Baptiste Morin // Photo credit: Bertrand GUAY / AFP 13:35 p.m., April 25, 2023

Surrounding Paris, the ring road is an institution of the all-car era, of the 60s and 70s. With more than a million trips made every day on its asphalt, the Parisian boulevard has become a commonplace. But how essential has it become to traffic around Paris? Europe 1 takes stock.

Decongest Paris. This was the goal of the ring road, which celebrates its 50th anniversary on Tuesday. The work was completed on 25 April 1973. Since then, this road has been part of the daily life not only of Parisians, but of all Ile-de-France residents.

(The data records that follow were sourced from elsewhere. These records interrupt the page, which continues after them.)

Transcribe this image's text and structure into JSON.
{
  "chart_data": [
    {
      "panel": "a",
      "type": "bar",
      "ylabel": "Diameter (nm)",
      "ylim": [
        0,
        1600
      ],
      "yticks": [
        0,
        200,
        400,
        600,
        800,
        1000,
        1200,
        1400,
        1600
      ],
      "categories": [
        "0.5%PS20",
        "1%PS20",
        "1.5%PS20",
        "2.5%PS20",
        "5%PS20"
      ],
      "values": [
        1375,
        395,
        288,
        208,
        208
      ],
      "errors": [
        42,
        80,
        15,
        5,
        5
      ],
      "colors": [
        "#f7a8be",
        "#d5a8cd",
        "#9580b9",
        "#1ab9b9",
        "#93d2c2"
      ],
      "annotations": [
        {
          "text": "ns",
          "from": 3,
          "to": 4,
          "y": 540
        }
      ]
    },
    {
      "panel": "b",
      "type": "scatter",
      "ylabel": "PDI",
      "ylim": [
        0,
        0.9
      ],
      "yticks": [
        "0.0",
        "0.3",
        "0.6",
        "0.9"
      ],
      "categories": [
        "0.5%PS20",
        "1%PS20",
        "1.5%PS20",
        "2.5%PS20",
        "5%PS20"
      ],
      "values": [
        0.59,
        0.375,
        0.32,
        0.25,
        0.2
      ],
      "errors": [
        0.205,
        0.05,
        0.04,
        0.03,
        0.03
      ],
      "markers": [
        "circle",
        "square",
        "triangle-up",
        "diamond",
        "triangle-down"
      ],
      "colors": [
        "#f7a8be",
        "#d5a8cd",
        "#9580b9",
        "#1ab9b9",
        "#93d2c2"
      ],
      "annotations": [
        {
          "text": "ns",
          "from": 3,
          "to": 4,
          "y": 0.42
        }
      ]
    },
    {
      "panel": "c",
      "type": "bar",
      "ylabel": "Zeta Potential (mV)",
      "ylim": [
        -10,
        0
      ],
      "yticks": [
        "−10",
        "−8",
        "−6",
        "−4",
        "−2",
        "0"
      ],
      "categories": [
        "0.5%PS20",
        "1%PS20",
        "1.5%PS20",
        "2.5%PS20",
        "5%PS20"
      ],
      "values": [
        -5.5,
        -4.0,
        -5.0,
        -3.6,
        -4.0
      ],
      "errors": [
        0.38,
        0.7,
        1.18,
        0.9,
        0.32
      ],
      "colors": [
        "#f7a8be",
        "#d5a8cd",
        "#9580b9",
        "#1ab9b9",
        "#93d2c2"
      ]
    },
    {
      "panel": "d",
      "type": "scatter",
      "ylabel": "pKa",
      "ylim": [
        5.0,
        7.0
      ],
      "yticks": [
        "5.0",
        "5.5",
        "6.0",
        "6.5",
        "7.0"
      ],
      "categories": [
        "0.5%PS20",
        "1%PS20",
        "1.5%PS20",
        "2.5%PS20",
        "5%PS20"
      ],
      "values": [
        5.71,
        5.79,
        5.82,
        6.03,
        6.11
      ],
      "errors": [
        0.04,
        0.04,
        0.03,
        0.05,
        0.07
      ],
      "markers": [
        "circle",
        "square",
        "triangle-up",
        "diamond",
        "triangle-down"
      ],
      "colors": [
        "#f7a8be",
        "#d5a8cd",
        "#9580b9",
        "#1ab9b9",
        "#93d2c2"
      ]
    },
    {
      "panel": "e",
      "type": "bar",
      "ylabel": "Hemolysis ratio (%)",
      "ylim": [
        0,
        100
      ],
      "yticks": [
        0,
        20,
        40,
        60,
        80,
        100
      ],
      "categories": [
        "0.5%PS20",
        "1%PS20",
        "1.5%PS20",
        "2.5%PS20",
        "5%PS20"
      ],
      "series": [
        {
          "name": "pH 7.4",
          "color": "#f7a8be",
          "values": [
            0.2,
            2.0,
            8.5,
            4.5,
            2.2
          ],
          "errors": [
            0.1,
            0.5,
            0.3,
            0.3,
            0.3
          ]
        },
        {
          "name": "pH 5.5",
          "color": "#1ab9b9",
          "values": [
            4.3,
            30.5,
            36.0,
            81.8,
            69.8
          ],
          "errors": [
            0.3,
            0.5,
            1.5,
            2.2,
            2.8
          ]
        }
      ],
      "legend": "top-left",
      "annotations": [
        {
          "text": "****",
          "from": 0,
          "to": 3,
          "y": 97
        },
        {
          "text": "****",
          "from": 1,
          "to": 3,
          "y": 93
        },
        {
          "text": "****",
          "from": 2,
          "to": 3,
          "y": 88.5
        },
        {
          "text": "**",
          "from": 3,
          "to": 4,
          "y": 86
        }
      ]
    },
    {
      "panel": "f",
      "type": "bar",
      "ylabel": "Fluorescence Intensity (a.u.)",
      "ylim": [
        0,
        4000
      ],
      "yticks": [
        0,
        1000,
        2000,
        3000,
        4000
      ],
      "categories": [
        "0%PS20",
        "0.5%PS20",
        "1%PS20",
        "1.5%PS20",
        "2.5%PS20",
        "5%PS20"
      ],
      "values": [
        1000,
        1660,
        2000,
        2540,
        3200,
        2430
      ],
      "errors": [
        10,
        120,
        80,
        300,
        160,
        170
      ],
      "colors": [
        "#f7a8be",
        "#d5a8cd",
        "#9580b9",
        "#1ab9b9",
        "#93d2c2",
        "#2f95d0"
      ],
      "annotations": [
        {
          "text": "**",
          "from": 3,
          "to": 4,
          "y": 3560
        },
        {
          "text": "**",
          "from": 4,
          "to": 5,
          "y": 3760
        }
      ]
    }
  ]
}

But how essential has the periphery become to traffic around Paris? Europe 1 takes stock.

>> Find Europe Matin in replay and podcast here

35 kilometers long, the periphery as it is nicknamed, goes all around Paris, and welcomes every day more than a million trips, five times more than in its first years. If it physically delimits the city of Paris, this urban highway is mainly used by the inhabitants of the inner suburbs. And one in two trips is between the capital and the nearby suburbs.

Low average speed

Reduction of the place of the car in the city obliges, the mayor of Paris reflects in recent months on evolutions. Among the ideas mentioned: a lane reserved for carpooling and electric vehicles and a lowering of the maximum speed limit. Initially set at 90 km/h, it is now 70 km/h and the idea of a limit of 50 km/h is evoked.

It must be said that this would not necessarily change much. Very congested, the average speed of motorists driving today on the Parisian boulevard is only ... 39 km/h.